– От кого же еще?
– А искорежить велосипед тоже отец велел?
Ящерица отхаркивается и сплевывает:
– Эй, мудозвон сопливый, лезь в машину, не то щас все руки пообломаю нафиг.
Потоки машин волокут гарь и шум от светофора к светофору. У меня есть выбор?
«Кадиллак» урчит и мягко, как на воздушной подушке, катит по мосту через реку Сумида. Тонированные стекла приглушают яркий дневной свет, а кондиционер охлаждает салон до температуры пива в холодильнике. Я покрываюсь гусиной кожей. Франкенштейн сидит за рулем, а Ящерица, как поп-звезда, растянулся на заднем сиденье, рядом со мной. Поездка доставила бы удовольствие, если бы не якудза и возможная потеря работы. Вот бы найти телефон и позвонить госпоже Сасаки, сказать ей… что? Меньше всего на свете мне хочется ей лгать. Она хорошая. Мысленно уговариваю себя, что все это – пустяки, ведь за мной прислал отец. Вот что главное. Почему же это не радует? Мимо проплывает Северный Токио, квартал за кварталом, квартал за кварталом. Лучше быть машиной, чем человеком. Магистрали, эстакады, объезды. Трубопровод нефтефабрики, обсаженный штопорами сосен, тянется на километры. Огромный автомобильный завод. Акр за акром – белые каркасы кузовов. Выходит, отец как-то связан с якудза. Что ж, в этом есть определенный смысл. Деньги, власть и влияние. Белые полосы, колышущиеся деревья, заводские трубы – все как во сне. Часы на приборной доске показывают 13:23. Госпожа Сасаки будет гадать, почему я опаздываю.
– А можно позвонить?
Ящерица показывает мне средний палец. Я наглею:
– Я только…
Франкенштейн оборачивается:
– Заткнись нафиг, Миякэ! Терпеть не могу, когда малолетки ноют.
Отец не дал мне права голоса? Гадать бесполезно, надо откинуться на спинку сиденья и ждать. Проезжаем шлагбаум пропускного пункта. Франкенштейн жмет на газ, и «кадиллак» рвется вперед по платной магистрали. 13:41. Начинаются жилые районы, подступают горы, густо утыканные вышками электропередач. Справа на горизонте вычерчивается полоска моря. Ящерица зевает и зажигает сигарету. Он курит «Хоуп».
– Стильно путешествуем, а? – говорит Франкенштейн, обращаясь не ко мне. – Знаешь, сколько стоит такая тачка?

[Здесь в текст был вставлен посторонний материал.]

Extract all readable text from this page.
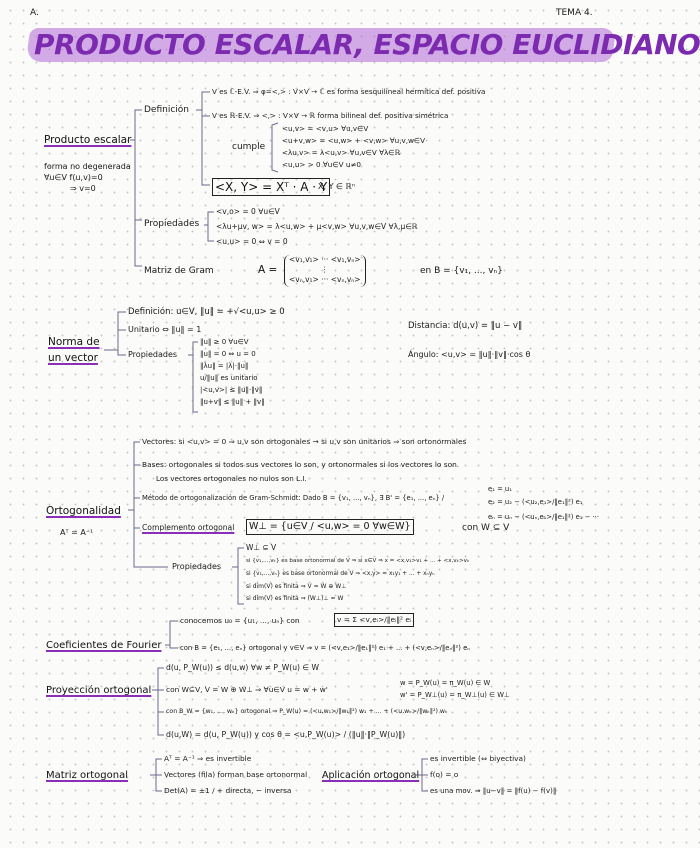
A.	TEMA 4.
PRODUCTO ESCALAR, ESPACIO EUCLIDIANO
Producto escalar
forma no degenerada
∀u∈V f(u,v)=0
⇒ v=0
Definición
V es ℂ-E.V. ⇒ φ=<,> : V×V → ℂ es forma sesquilineal hermítica def. positiva
V es ℝ-E.V. ⇒ <,> : V×V → ℝ forma bilineal def. positiva simétrica
cumple
<u,v> = <v,u> ∀u,v∈V
<u+v,w> = <u,w> + <v,w> ∀u,v,w∈V
<λu,v> = λ<u,v> ∀u,v∈V ∀λ∈ℝ
<u,u> > 0 ∀u∈V u≠0
<X, Y> = Xᵀ · A · Y
X, Y ∈ ℝⁿ
Propiedades
<v,o> = 0 ∀u∈V
<λu+μv, w> = λ<u,w> + μ<v,w> ∀u,v,w∈V ∀λ,μ∈ℝ
<u,u> = 0 ⇔ v = 0
Matriz de Gram	A =
<v₁,v₁> ··· <v₁,vₙ>
⋮
<vₙ,v₁> ··· <vₙ,vₙ>
en B = {v₁, ..., vₙ}
Norma de
un vector
Definición: u∈V, ‖u‖ = +√<u,u> ≥ 0
Unitario ⇔ ‖u‖ = 1
Propiedades
‖u‖ ≥ 0 ∀u∈V
‖u‖ = 0 ⇔ u = 0
‖λu‖ = |λ|·‖u‖
u/‖u‖ es unitario
|<u,v>| ≤ ‖u‖·‖v‖
‖u+v‖ ≤ ‖u‖ + ‖v‖
Distancia: d(u,v) = ‖u − v‖
Ángulo: <u,v> = ‖u‖·‖v‖·cos θ
Ortogonalidad
Aᵀ = A⁻¹
Vectores: si <u,v> = 0 ⇒ u,v son ortogonales → si u,v son unitarios ⇒ son ortonormales
Bases: ortogonales si todos sus vectores lo son, y ortonormales si los vectores lo son.
Los vectores ortogonales no nulos son L.I.
Método de ortogonalización de Gram-Schmidt: Dado B = {v₁, ..., vₙ}, ∃ B' = {e₁, ..., eₙ} /
e₁ = u₁
e₂ = u₂ − (<u₂,e₁>/‖e₁‖²) e₁
eₙ = uₙ − (<uₙ,e₁>/‖e₁‖²) e₁ − ···
Complemento ortogonal	W⊥ = {u∈V / <u,w> = 0 ∀w∈W}	con W ⊆ V
Propiedades
W⊥ ⊆ V
si {v₁,...,vₖ} es base ortonormal de V ⇒ si x∈V ⇒ x = <x,v₁>v₁ + ... + <x,vₖ>vₖ
si {v₁,...,vₙ} es base ortonormal de V ⇒ <x,y> = x₁y₁ + ... + xₙyₙ
si dim(V) es finita ⇒ V = W ⊕ W⊥
si dim(V) es finita ⇒ (W⊥)⊥ = W
Coeficientes de Fourier
conocemos u₀ = {u₁, ..., uₙ} con	v = Σ <v,eᵢ>/‖eᵢ‖² eᵢ
con B = {e₁, ..., eₙ} ortogonal y v∈V ⇒ v = (<v,e₁>/‖e₁‖²) e₁ + ... + (<v,eₙ>/‖eₙ‖²) eₙ
Proyección ortogonal
d(u, P_W(u)) ≤ d(u,w) ∀w ≠ P_W(u) ∈ W
con W⊆V, V = W ⊕ W⊥ ⇒ ∀u∈V u = w + w'
w = P_W(u) = π_W(u) ∈ W
w' = P_W⊥(u) = π_W⊥(u) ∈ W⊥
con B_W = {w₁, ..., wₖ} ortogonal ⇒ P_W(u) = (<u,w₁>/‖w₁‖²) w₁ + ... + (<u,wₖ>/‖wₖ‖²) wₖ
d(u,W) = d(u, P_W(u)) y cos θ = <u,P_W(u)> / (‖u‖·‖P_W(u)‖)
Matriz ortogonal
Aᵀ = A⁻¹ ⇒ es invertible
Vectores (fila) forman base ortonormal
Det(A) = ±1 / + directa, − inversa
Aplicación ortogonal
es invertible (⇔ biyectiva)
f(o) = o
es una mov. ⇒ ‖u−v‖ = ‖f(u) − f(v)‖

Ящерица крутит на пальце перстень-череп:
– До фига.
Франкенштейн облизывает губы:
– Четверть миллиона долларов.
Ящерица:
– А на наши?
Франкенштейн прикидывает:
– Двадцать два миллиона иен.
Ящерица смотрит на меня:
– Слышал, Миякэ? Если сдашь вступительные экзамены, всю жизнь прокорпишь в офисе, будешь откладывать премиальные и девять раз переродишься, тоже сможешь разъезжать в «кадиллаке».
Я смотрю прямо перед собой.
– Миякэ! Я с тобой разговариваю.
– Извините. Мне же было сказано заткнуться нафиг.

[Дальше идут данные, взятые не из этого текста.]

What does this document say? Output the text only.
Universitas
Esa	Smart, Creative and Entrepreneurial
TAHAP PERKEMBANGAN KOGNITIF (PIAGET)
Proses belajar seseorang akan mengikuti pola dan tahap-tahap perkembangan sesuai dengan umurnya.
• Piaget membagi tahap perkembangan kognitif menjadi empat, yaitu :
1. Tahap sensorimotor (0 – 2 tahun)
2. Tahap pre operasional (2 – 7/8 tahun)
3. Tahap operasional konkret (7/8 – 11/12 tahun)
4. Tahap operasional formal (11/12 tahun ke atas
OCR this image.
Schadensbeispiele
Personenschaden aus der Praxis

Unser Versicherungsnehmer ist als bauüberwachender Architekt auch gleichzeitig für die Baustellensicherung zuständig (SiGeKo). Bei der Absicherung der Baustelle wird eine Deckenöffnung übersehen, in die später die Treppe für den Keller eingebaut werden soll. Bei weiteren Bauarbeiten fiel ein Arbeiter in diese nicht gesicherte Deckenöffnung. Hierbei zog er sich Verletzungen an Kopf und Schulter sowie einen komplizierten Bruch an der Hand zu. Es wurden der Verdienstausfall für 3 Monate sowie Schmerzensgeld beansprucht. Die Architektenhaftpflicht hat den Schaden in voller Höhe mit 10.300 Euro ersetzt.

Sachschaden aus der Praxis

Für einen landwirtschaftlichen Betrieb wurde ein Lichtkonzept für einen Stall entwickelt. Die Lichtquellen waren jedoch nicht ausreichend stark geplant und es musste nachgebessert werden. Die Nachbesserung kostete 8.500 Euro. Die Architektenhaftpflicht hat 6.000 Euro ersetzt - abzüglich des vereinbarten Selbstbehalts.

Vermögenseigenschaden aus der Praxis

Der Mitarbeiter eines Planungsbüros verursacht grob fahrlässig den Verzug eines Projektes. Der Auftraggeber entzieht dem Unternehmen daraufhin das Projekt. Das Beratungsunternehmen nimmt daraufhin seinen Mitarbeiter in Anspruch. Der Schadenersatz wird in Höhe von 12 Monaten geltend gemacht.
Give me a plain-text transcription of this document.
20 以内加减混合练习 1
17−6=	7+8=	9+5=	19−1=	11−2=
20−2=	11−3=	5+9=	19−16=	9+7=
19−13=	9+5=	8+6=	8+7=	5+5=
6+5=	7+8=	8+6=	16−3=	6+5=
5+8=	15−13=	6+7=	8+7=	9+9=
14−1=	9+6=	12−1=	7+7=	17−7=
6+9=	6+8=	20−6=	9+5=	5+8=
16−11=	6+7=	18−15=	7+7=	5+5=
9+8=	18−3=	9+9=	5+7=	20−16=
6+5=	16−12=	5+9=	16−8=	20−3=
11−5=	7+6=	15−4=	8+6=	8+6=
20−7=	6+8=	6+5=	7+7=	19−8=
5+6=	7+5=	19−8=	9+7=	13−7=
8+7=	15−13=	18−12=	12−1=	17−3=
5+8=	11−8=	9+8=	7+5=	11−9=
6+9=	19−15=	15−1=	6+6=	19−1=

Ящерица присвистывает, с шелестом раскрывает выкидной нож.
– Ты губами-то не шлепай… – Нож, сверкнув у моего запястья, рассекает корпус наручных часов. – Мудило.
Ящерица крутит нож в пальцах, злобно сверкает глазами: мол, попробуй сказать что-нибудь. Потом хохочет, скрипуче и отрывисто, зная, что победа за ним.

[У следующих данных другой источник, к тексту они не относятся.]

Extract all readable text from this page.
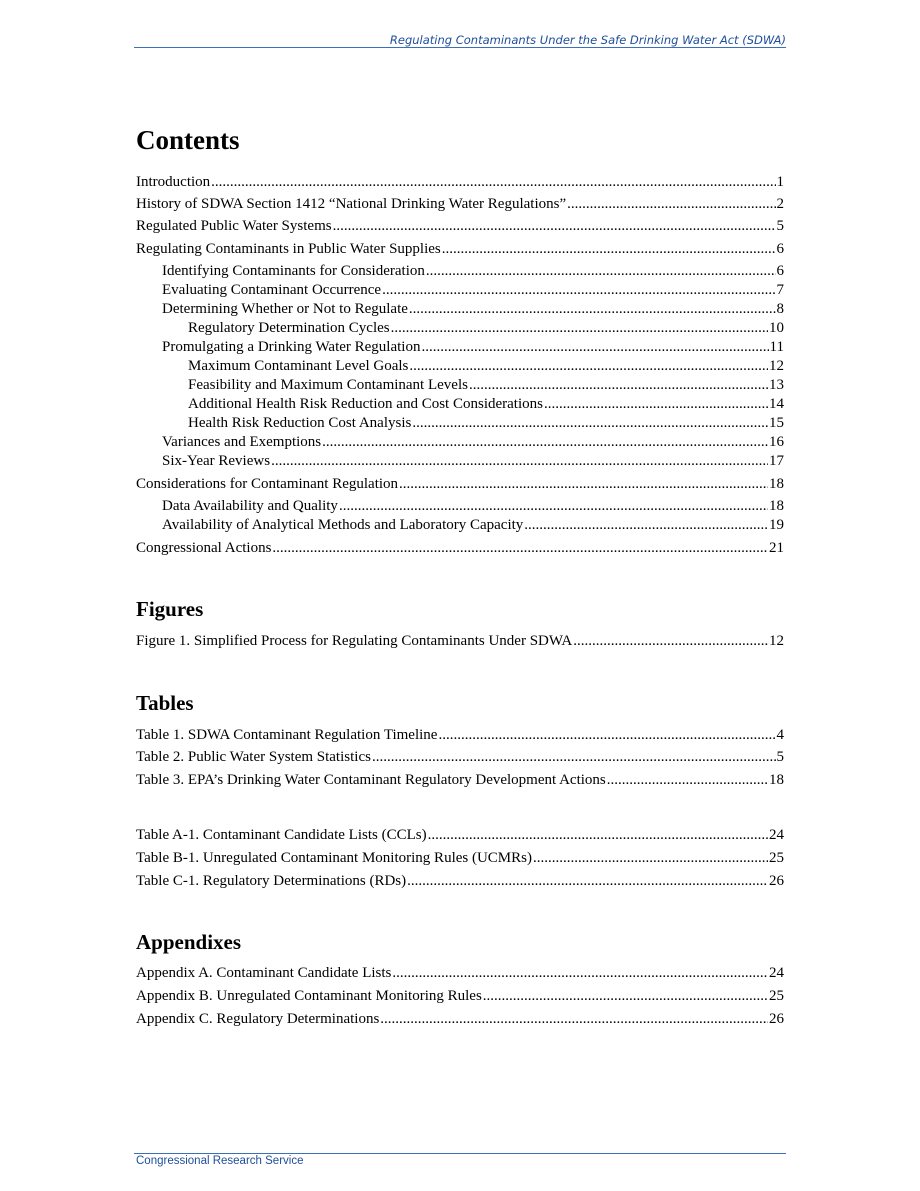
Regulating Contaminants Under the Safe Drinking Water Act (SDWA)
Contents
Introduction .....	1
History of SDWA Section 1412 “National Drinking Water Regulations” .....	2
Regulated Public Water Systems .....	5
Regulating Contaminants in Public Water Supplies .....	6
Identifying Contaminants for Consideration .....	6
Evaluating Contaminant Occurrence .....	7
Determining Whether or Not to Regulate .....	8
Regulatory Determination Cycles .....	10
Promulgating a Drinking Water Regulation .....	11
Maximum Contaminant Level Goals .....	12
Feasibility and Maximum Contaminant Levels .....	13
Additional Health Risk Reduction and Cost Considerations .....	14
Health Risk Reduction Cost Analysis .....	15
Variances and Exemptions .....	16
Six-Year Reviews .....	17
Considerations for Contaminant Regulation .....	18
Data Availability and Quality .....	18
Availability of Analytical Methods and Laboratory Capacity .....	19
Congressional Actions .....	21
Figures
Figure 1. Simplified Process for Regulating Contaminants Under SDWA .....	12
Tables
Table 1. SDWA Contaminant Regulation Timeline .....	4
Table 2. Public Water System Statistics .....	5
Table 3. EPA’s Drinking Water Contaminant Regulatory Development Actions .....	18
Table A-1. Contaminant Candidate Lists (CCLs) .....	24
Table B-1. Unregulated Contaminant Monitoring Rules (UCMRs) .....	25
Table C-1. Regulatory Determinations (RDs) .....	26
Appendixes
Appendix A. Contaminant Candidate Lists .....	24
Appendix B. Unregulated Contaminant Monitoring Rules .....	25
Appendix C. Regulatory Determinations .....	26
Congressional Research Service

Вдали от прибрежной полосы Токийского залива празднуют торжественное открытие «Ксанаду». Съезд со скоростного шоссе увешан гирляндами, над огромным куполом парит гигантский дирижабль «Бриджстоун». У меня начинает болеть горло. «Валгалла» откроется под Новый год, а «Нирвана», с конечной станцией монорельсовой ветки до аэропорта, все еще строится. Поток машин ползет с черепашьей скоростью. Междугородние автобусы, седаны-универсалы, джипы, спортивные машины, снова междугородние автобусы бампер к бамперу выстроились в очередь перед пропускным пунктом. С флагштоков свисают флаги всех стран мира. Невероятных размеров транспарант с надписями: «„Ксанаду“ – открытие сегодня! Земной рай для семейного отдыха. Девятиэкранный мультиплекс! Олимпийский бассейн! Танцевальный зал „Криптон“! Караоке-центр! Кухня всех стран мира! Аквапарк „Нептун“! Патинко „Плутон“! Автостоянка на 10 000 – да, на 10 000 – парковочных мест». Полицейский на мотоцикле машет нам рукой, указывая на отдельную подъездную дорогу.
– «Кадиллакам» всюду почет и уважуха. – Ящерица выбивает из пачки еще одну «Хоуп».
– Так это ж наш человек, – говорит Франкенштейн, пока стекло ползет вниз. – Возвращаются старые добрые времена. Когда-то каждый долбаный полицейский в этом долбаном городе относился к нам с уважением.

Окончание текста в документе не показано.